After Lyft, Waymo Open Sources Self-Driving Dataset To The Public

Alphabet’s autonomous driving subsidiary Waymo is one of the most promising players in the self-driving market. From joining hands with other car manufacturers to offering general public rides in early rider program, Waymo is pushing hard to make an autonomous reality in public.

Yesterday, Waymo open-sourced high-quality multimodal sensor dataset for autonomous driving. The dataset is extracted from Waymo self-driving vehicles and covers a wide variety of environments, from dense urban centres to suburban landscapes. The collection is comprised of different times including sunshine, rain, day, night, dawn and dusk.

According to the researchers, this dataset is believed to be the largest, richest and most diverse self-driving dataset ever released for the research communities. The main purpose behind open-sourcing this dataset is to make advancements in the field of autonomous tech. Some of the important features of this dataset are mentioned below

Diverse Driving Environments: This dataset covers a large area of a dense environment which includes San Francisco, Phoenix and many other places at different times of a day including sunny and rainy days

Size And Coverage: The dataset contains 1000 types of different segments where each segment captures 20 seconds of continuous driving, corresponding to 200,000 frames at 10 Hz per sensor

High-Resolution (360° View): Each segment in the dataset contains sensor data from five high-resolution Waymo LiDARs and five front-and-side-facing cameras

Dense Labelling: The dataset includes LiDAR frames and images with various objects such as vehicles, pedestrians, cyclists, and signage carefully labelled, capturing a total of 12 million 3D labels and 1.2 million 2D labels

Camera-LiDAR Synchronisation: The researchers at Waymo use 3D perception models that fuse data from various cameras and LiDAR such that the hardware and software work in a seamless manner.

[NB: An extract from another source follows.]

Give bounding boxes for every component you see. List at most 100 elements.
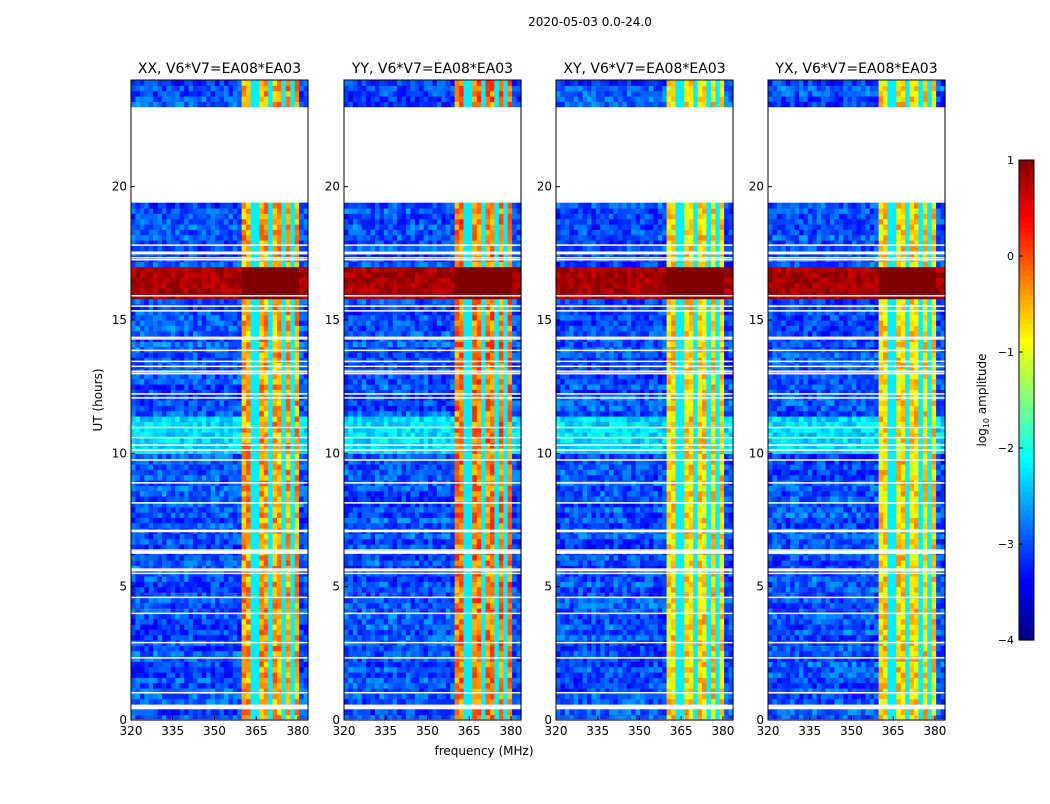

Advantages of This Dataset

This dataset has several advantages which will help the autonomous research community to work and enhance the existing self-driving research besides impacting other domains  like computer vision and robotics. Some of them are mentioned below:  

  1. With this dataset, researchers will get an opportunity to develop intelligent models which can be used to track and predict the behaviour of other road users
  2. The data has the potential to assist the research community to make advances in 2D and 3D perception
  3. Utilising this dataset, the autonomous manufacturers can make progress in areas such as domain adaptation, scene understanding and behaviour prediction

Other Autonomous Dataset

Agro AI

Agro AI in  in collaboration with faculty and students from CMU and Georgia Institute of Technology open sourced a curated data in Agroverse this June. The dataset is designed to support autonomous vehicle perception tasks including 3D tracking and motion forecasting.

The dataset includes 327,793 interesting vehicle trajectories extracted from over 1000 driving hours and rich semantic maps, 3D tracking annotations for 113 scenes, one API to connect the map data with sensor information along with two high-definition (HD) maps with lane centrelines, traffic direction, ground height, and more. The sensor data consists of 360-degree images from 7 cameras with overlapping fields of view, forward-facing stereo imagery, 3D point clouds from long-range LiDAR, and 6-DOF pose.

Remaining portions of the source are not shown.